Le chemin n’a pas été facile, la vie d’artiste c’est compliqué, il faut faire des sacrifices, qu’ils soient financiers ou personnels. D’ailleurs ce que je fais aujourd’hui c’est un travail de fond, de longue haleine, ce n’est pas du tout motivé par l’argent. J’ai envie de mettre en valeur le travail de compositeur et de réalisateur artistique, qui est un métier de second plan mais sans ce genre de personne, il n’y aurait pas de musique et c’est important que les gens le sachent.

Moi j’avais l’image de l’artiste qui reçoit une production et qui pose dessus tout simplement…

Ben t’as des gars comme Jul qui sont limite en 360 mais certains ont besoin d’être accompagnés. Par exemple avec Aya Nakamura, on va partager nos idées et c’est important que je sois en studio avec elle pour échanger en terme de direction artistique, de compo ou de topline. Un artiste peut éprouver des difficultés à retranscrire ses idées dans sa musique et c’est là que mon rôle de réalisateur artistique est important. Mon but ce n’est pas de dénaturer un artiste mais au contraire de l’aider à faire la musique qui lui ressemble.

Tu as évoqué tes origines africaines, qu’est ce que l’Afrique représente pour toi ?

Mes parents viennent du Congo et mon père écoutait beaucoup de rumba africaine assez ancienne comme Tabu Ley Rochereau, le père de Youssoupha, ou du Franco & TP O.K Jazz, qui est une génération plus ancienne que celle qu’on connaît avec les Koffi, etc… Ma mère est très pratiquante donc il y avait aussi beaucoup de musiques religieuses chez moi, beaucoup de gospel.

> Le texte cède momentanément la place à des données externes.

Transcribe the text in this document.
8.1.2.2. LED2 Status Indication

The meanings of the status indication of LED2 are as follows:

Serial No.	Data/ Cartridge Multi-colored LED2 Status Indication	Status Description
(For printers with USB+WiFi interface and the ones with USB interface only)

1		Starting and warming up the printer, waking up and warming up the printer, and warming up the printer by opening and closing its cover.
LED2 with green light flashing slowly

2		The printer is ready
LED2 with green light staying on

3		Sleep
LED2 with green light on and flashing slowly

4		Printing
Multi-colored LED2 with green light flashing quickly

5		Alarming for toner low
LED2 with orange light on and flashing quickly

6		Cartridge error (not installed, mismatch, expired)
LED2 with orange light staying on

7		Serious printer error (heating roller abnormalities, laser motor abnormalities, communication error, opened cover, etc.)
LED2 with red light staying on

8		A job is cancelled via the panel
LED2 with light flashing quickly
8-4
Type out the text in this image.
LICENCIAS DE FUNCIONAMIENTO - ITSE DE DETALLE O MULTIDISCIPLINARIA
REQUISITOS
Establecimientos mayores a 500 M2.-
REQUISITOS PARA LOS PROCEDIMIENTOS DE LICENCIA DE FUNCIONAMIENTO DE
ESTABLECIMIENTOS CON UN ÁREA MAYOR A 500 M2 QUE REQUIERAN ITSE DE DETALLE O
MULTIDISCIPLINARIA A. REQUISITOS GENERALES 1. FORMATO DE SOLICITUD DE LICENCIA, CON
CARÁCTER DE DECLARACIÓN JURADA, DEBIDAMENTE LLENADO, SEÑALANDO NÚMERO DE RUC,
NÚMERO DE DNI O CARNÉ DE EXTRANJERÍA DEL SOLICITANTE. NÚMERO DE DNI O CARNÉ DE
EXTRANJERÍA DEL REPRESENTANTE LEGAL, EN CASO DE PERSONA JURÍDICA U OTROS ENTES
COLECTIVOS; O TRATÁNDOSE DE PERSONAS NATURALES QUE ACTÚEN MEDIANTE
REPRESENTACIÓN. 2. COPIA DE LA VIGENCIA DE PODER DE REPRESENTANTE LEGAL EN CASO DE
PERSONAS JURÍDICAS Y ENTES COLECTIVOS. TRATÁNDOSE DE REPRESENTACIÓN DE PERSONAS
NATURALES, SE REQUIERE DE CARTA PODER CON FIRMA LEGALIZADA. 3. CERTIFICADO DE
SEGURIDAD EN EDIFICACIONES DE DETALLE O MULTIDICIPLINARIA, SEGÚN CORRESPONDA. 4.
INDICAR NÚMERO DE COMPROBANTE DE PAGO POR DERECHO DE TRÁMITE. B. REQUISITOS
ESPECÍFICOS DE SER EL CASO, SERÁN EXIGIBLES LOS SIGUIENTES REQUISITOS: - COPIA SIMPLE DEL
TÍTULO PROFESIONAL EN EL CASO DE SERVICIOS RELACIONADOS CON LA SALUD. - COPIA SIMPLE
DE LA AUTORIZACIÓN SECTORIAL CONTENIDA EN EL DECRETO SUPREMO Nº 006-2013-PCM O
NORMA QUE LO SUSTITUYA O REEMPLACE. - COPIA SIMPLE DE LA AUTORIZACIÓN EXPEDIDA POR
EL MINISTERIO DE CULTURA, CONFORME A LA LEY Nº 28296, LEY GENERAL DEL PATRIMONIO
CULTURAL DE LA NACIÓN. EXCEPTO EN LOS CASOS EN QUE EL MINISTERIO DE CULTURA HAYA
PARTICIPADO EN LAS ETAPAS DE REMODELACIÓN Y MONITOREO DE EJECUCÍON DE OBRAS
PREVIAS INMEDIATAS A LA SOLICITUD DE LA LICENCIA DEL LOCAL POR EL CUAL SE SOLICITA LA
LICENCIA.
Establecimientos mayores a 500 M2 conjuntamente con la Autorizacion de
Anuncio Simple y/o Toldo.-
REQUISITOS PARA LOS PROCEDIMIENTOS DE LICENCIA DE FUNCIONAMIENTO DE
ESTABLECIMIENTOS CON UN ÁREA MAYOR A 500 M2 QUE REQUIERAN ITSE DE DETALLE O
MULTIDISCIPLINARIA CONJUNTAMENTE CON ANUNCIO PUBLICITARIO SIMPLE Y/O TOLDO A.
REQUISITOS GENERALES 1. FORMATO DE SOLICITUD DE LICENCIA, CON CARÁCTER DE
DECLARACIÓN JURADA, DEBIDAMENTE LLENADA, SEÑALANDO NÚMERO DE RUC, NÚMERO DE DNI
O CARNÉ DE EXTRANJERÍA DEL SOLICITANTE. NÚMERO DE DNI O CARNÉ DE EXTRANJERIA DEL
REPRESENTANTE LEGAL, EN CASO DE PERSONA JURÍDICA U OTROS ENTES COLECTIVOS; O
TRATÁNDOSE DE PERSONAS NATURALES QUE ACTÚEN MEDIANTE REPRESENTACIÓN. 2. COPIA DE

Et puis si tu retraces les origines de la musique, une grande partie a des racines venant d’Afrique, que ce soit le blues, le negro spiritual…

 


“J’ai envie de mettre en valeur le travail de compositeur et de réalisateur artistique, qui est un métier de second plan mais sans ce genre de personne, il n’y aurait pas de musique et c’est important que les gens le sachent.”


 

D’ailleurs, on parlait de ce mélange avec Pepper dans le 2ème volet de 93dos et on trouvait ça naturel, avec justement cette jeunesse d’origine africaine qui a baigné dans cette culture américaine… 

Mais en soi le mélange est incroyable. La trap musique c’est la cité, un truc de voyou, avec des flows saccadés, mis sur des rythmes afros, uptempos et quand c’est bien fait c’est un truc de ouf. Que ce soit MHD, Niska ou d’autres, ça dépasse les frontières. Tout le monde s’y retrouve, ça rassemble, c’est intergénérationnel et je suis content de vivre cette époque de l’intérieur.

Quels sont tes prochains projets?

Il y a la sortie de Journal Intime le 25 août, l’album d’Aya Nakamura sur lequel je me suis occupé de la réalisation artistique. C’est un beau projet sur lequel on a mis du coeur et qu’on a terminé malgré les difficultés. Je suis fier d’Aya car c’est une battante et malgré les passages à vide, elle a su garder le cap.

Dernière question, t’as quel âge?

Je vais avoir 25 ans en septembre. Il va falloir être pragmatique, parce qu’à partir de maintenant chaque choix va compter.